Just this week I saw the Gallup survey on trust in the US government to protect citizens against terrorism and knew immediately we needed to blog about the survey here. While I’ve seen people say that politicians will go to war for more favorable showings on polls, in focus groups, or in the ballot box—I never really understood how it could be used well until the last two seasons of House of Cards, a [fictional] Netflix show.

Here’s just one way fear was manipulated on House of Cards.

And now, the proof that this is not just made for TV (or Netflix) but even more powerful in real life is before us in black and white. Gallup sampled actual citizens here in the US (a random sample of 1,009 adults, aged 18 and older, living in all 50 states and the District of Columbia, 70% cell phone respondents and 30% landline respondents, all selected by random-digit-dial methods) on how much trust we have in our government to protect us against terrorism.

These are just a sampling of Gallup’s entire findings, please review the survey results here for full information. As one might expect, concerns about terrorism are high immediately following a terror attack and lower when there has been no recent terrorist activity.

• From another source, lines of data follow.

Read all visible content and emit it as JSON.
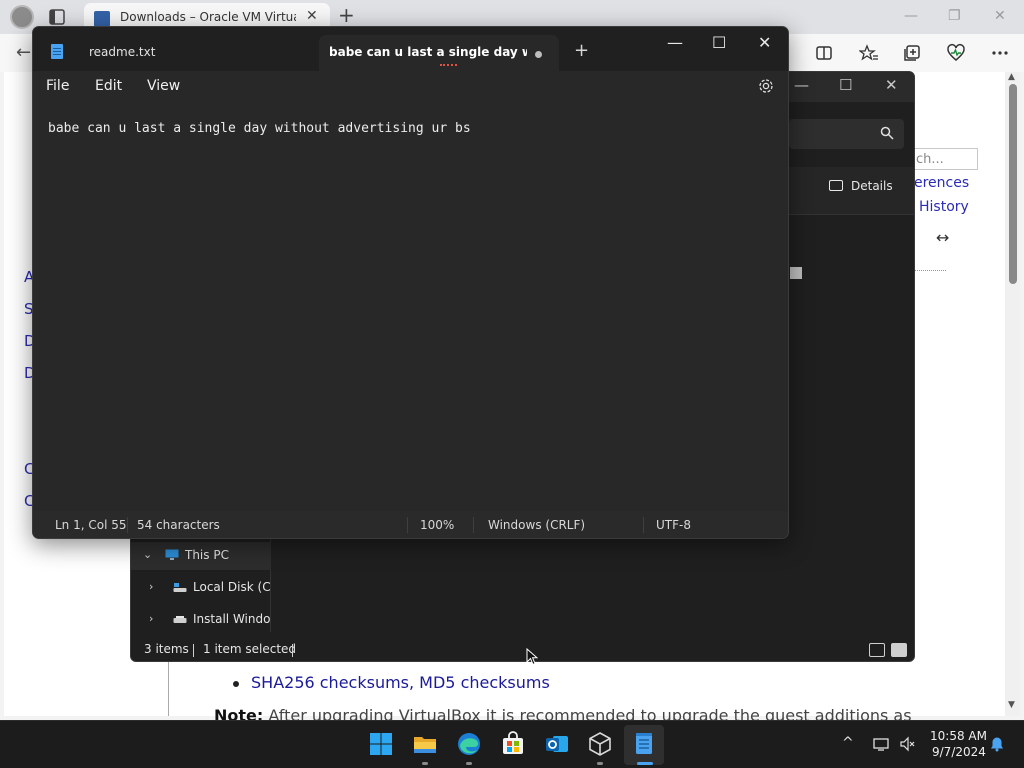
{
  "browser": {
    "tab_title": "Downloads – Oracle VM VirtualBox",
    "tab_close": "✕",
    "new_tab": "+",
    "page": {
      "left_link_letters": [
        "A",
        "S",
        "D",
        "D",
        "C",
        "C"
      ],
      "search_placeholder": "ch...",
      "links": [
        "erences",
        "History"
      ],
      "arrow_glyph": "↔",
      "checksums_text": "SHA256 checksums, MD5 checksums",
      "note_label": "Note:",
      "note_text": " After upgrading VirtualBox it is recommended to upgrade the guest additions as"
    }
  },
  "explorer": {
    "details_label": "Details",
    "nav_items": [
      {
        "label": "This PC",
        "expanded": true
      },
      {
        "label": "Local Disk (C:)",
        "expanded": false
      },
      {
        "label": "Install Windows",
        "expanded": false
      }
    ],
    "status": {
      "items": "3 items",
      "selected": "1 item selected"
    }
  },
  "notepad": {
    "tabs": [
      {
        "label": "readme.txt",
        "active": false
      },
      {
        "label": "babe can u last a single day without advertising ur bs",
        "active": true,
        "unsaved": true
      }
    ],
    "new_tab": "+",
    "menu": [
      "File",
      "Edit",
      "View"
    ],
    "content": "babe can u last a single day without advertising ur bs",
    "status": {
      "position": "Ln 1, Col 55",
      "characters": "54 characters",
      "zoom": "100%",
      "line_ending": "Windows (CRLF)",
      "encoding": "UTF-8"
    },
    "controls": {
      "minimize": "—",
      "maximize": "☐",
      "close": "✕"
    }
  },
  "taskbar": {
    "apps": [
      "start-icon",
      "file-explorer-icon",
      "edge-icon",
      "store-icon",
      "outlook-icon",
      "virtualbox-icon",
      "notepad-icon"
    ],
    "tray_chevron": "^",
    "time": "10:58 AM",
    "date": "9/7/2024"
  },
  "colors": {
    "notepad_bg": "#282828",
    "explorer_bg": "#1f1f1f",
    "link_blue": "#2b2bb5",
    "accent_blue": "#0a84ff"
  }
}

70% of Americans trust the US government either “a great deal” or “a fair amount” to protect us from future acts of terrorism. (This is up from when Gallup last asked this question in 2015 [then the percentage was only 55%] immediately after the San Bernadino, California terrorist shooting where 14 people were killed.)

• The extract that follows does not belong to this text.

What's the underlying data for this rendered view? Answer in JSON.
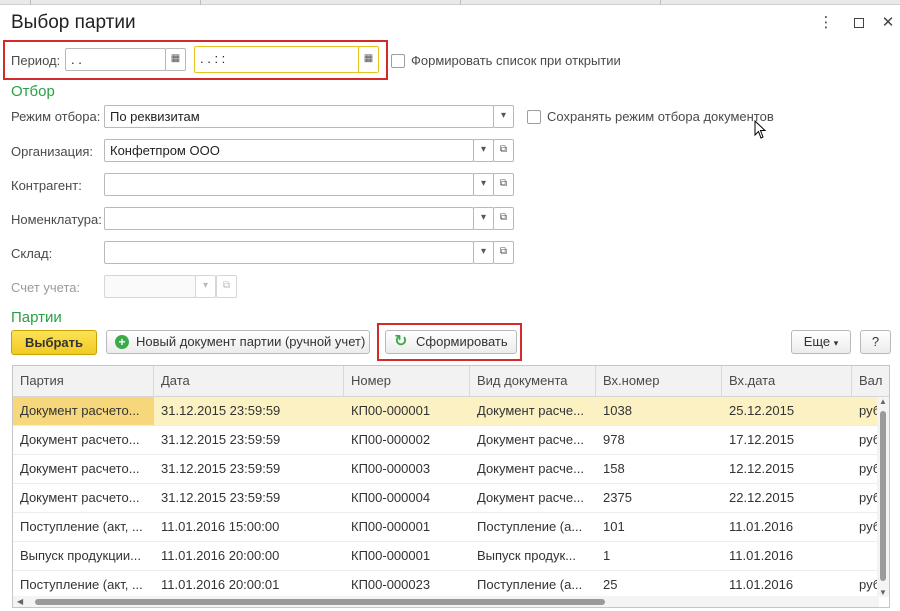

42% of Americans are “very” or “somewhat” worried that we (or our family members) will be victims of terrorism. (Also down since the San Bernadino shootings when it was 51%.)

60% of Americans believe a terrorist attack is “very” or “somewhat likely” in the “next several weeks”. (After San Bernadino, that percentage was at 67%.)

Gallup believes that these percentages are susceptible to flaring up again when there are terrorist events here in the US or abroad. From a litigation advocacy perspective, this tells us that fear is a powerful thing. In recent years there have been some very popular books written on how to inject fear into the jury box, even if when it is outside the scope of the actual testimony. And, as those Defense attorneys faced with a Plaintiff attorney using fear-based approaches to influence jurors know, it can work quite well.

If there is an element of fear in your case, it can be exploited (or spontaneously perceived by fear-driven jurors) and you will want to be ready to inoculate jurors with information telling them there is not a real and present threat.

Or, as in this blog post, you may want to help them experience safety through being loved and cared for by some authority figure—perhaps in the form of your own Defense client.

Gallup Organization. June 19, 2017. Seven in 10 Trust US Government to Protect Against Terrorism.